X-ray showed no bones were broken. My left arm felt painful but there was no visible damage. I felt a big relief. Now, almost a week after the accident the bruises are crusted over, the pain in my left foot, left lower arm, left wrist and left side of my hip is largely gone. My motorbike is fixed as well. And there might be a chance that I get reimbursed for my expenses, by the other driver.

I didn’t tell my brother or my mom any of this. No need to worry them, it all ended well. The reason why I write this blog post is this:

In the night after the accident there’s something strange I’ve noticed in my left arm: when I tried to turn it there was some clicking noise. Some crackling, as if the bones were not connected properly. During the night I worried that my radius bone might be broken, which luckily turned out not to be the case as confirmed by the doctor. But later that day I noticed the same phenomenon in my right shoulder, and then in both feet and both knees. A crackling, a clicking, when I moved. It was as if the tensioning network of my tendons and muscles got loose. As if the strings that held my bones and joints together were loose. I felt my joints became loose like the legs of my IKEA chairs. I took a long rest.
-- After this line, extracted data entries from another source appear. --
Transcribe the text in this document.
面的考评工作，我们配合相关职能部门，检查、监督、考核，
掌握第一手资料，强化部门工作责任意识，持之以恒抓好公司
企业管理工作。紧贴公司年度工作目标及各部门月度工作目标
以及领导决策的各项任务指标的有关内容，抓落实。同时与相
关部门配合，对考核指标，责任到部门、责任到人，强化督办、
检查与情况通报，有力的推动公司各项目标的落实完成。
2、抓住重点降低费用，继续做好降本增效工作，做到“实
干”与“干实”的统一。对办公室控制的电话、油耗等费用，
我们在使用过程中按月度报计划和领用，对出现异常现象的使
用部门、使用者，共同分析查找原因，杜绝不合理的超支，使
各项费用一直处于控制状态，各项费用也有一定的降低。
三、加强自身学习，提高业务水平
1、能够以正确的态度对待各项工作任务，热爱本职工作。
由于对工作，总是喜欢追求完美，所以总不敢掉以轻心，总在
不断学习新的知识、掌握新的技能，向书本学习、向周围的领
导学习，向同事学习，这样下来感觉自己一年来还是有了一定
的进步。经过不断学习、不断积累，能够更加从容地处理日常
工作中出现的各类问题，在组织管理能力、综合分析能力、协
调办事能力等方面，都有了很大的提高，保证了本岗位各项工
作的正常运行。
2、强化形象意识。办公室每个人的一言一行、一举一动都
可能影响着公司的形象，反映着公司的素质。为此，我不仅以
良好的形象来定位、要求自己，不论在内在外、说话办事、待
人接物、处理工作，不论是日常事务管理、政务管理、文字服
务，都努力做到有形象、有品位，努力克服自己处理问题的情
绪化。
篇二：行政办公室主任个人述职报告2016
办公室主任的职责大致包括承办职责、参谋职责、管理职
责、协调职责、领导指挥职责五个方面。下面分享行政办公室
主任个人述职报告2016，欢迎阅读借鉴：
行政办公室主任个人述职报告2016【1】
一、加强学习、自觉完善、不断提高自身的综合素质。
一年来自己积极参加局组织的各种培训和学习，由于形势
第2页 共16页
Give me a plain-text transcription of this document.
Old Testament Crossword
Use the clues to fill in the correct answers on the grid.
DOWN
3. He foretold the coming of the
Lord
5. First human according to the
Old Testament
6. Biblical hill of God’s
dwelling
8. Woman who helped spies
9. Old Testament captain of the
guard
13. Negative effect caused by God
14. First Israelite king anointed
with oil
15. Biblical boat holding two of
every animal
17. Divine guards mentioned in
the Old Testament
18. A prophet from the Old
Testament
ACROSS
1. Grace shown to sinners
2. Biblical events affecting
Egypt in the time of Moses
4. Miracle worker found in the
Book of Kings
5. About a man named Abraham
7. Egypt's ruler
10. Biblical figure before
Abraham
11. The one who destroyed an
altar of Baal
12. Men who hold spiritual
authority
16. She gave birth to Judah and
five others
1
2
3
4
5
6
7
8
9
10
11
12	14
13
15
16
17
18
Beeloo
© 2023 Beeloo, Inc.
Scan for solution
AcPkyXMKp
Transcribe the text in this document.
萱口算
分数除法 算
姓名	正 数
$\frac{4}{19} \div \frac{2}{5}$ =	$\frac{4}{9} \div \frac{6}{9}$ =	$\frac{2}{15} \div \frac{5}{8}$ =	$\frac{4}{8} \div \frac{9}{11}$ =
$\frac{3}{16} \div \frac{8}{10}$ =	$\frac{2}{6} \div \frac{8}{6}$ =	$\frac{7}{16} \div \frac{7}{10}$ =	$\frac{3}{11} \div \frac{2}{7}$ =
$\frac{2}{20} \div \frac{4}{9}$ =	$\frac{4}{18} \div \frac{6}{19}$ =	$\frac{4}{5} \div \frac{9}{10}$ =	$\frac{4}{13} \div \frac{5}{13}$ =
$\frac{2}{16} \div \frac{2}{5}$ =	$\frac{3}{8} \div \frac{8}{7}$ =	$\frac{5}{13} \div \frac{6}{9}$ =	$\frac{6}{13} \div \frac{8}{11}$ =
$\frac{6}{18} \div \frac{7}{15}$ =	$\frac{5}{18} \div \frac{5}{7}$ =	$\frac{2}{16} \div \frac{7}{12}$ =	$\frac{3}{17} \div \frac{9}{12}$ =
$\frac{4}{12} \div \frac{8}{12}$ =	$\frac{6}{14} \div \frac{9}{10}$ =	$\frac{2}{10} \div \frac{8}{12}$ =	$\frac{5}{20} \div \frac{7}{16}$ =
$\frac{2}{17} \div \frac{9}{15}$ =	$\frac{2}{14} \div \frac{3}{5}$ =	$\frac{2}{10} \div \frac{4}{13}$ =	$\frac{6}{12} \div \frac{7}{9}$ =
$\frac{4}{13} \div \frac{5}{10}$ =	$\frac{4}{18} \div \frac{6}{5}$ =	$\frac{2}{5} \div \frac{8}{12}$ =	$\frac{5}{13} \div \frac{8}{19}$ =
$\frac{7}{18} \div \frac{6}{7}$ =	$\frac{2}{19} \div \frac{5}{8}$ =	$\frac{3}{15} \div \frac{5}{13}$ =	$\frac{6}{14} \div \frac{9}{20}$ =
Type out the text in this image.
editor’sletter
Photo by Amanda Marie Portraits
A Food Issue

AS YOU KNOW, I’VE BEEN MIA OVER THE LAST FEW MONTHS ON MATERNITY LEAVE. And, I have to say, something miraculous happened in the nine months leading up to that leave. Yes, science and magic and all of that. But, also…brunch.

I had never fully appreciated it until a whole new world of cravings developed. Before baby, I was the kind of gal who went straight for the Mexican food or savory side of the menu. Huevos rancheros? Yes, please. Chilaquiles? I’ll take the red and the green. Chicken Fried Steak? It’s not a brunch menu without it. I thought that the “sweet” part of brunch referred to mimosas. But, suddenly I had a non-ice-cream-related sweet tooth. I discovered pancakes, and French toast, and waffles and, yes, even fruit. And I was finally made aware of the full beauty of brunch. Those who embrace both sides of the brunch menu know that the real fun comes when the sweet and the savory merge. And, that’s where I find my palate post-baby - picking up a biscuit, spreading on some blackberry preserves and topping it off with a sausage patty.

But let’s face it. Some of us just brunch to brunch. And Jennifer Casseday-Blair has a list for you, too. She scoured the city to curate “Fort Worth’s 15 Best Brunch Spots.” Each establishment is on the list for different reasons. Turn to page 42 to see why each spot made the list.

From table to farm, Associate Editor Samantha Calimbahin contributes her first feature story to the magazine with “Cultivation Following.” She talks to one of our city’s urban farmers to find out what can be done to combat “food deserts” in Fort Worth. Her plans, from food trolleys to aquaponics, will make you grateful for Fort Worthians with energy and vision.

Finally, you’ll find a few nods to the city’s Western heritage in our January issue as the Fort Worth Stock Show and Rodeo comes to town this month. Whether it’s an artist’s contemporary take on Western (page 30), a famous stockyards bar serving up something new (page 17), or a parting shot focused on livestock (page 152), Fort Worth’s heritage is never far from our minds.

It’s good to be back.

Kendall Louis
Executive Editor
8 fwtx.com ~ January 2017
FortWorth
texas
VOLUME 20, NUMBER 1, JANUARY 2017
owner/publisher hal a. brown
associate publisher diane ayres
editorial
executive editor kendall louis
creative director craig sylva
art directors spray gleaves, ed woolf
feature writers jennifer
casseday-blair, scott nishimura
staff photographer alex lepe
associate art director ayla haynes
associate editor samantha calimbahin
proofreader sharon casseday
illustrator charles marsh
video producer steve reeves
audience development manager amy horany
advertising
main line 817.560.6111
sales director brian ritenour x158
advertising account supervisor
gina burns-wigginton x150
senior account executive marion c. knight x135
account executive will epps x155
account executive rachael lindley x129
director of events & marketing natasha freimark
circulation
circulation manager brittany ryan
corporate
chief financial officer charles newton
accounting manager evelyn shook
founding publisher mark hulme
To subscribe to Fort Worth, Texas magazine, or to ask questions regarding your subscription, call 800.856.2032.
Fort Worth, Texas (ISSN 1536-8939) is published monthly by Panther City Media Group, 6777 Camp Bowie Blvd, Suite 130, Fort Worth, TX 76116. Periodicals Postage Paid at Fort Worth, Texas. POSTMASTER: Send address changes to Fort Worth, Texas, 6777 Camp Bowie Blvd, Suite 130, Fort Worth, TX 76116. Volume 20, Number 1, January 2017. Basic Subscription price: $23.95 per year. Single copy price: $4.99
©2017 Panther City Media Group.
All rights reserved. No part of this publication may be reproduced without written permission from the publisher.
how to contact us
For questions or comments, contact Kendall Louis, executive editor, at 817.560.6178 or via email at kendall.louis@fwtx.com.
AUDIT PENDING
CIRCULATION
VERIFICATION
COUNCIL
Another day later the clicking of my joints and bones was gone, apart from some tender spots everything was back to normal. The miracle of the human body. I’m not sure what to make of it, but it seems like the tensioning of my bio-tensegrity network that holds my skeleton in place is not genetic and not mechanically fixed, but entirely done and upheld dynamically. Done either by the brain, or by some chemicals or hormones or adrenalin or something.

Interesting. For the duration of one day I had the impression that the human body is just a bag of bones that are held together by soft tissue, best practice and good will. Nothing is set in stone.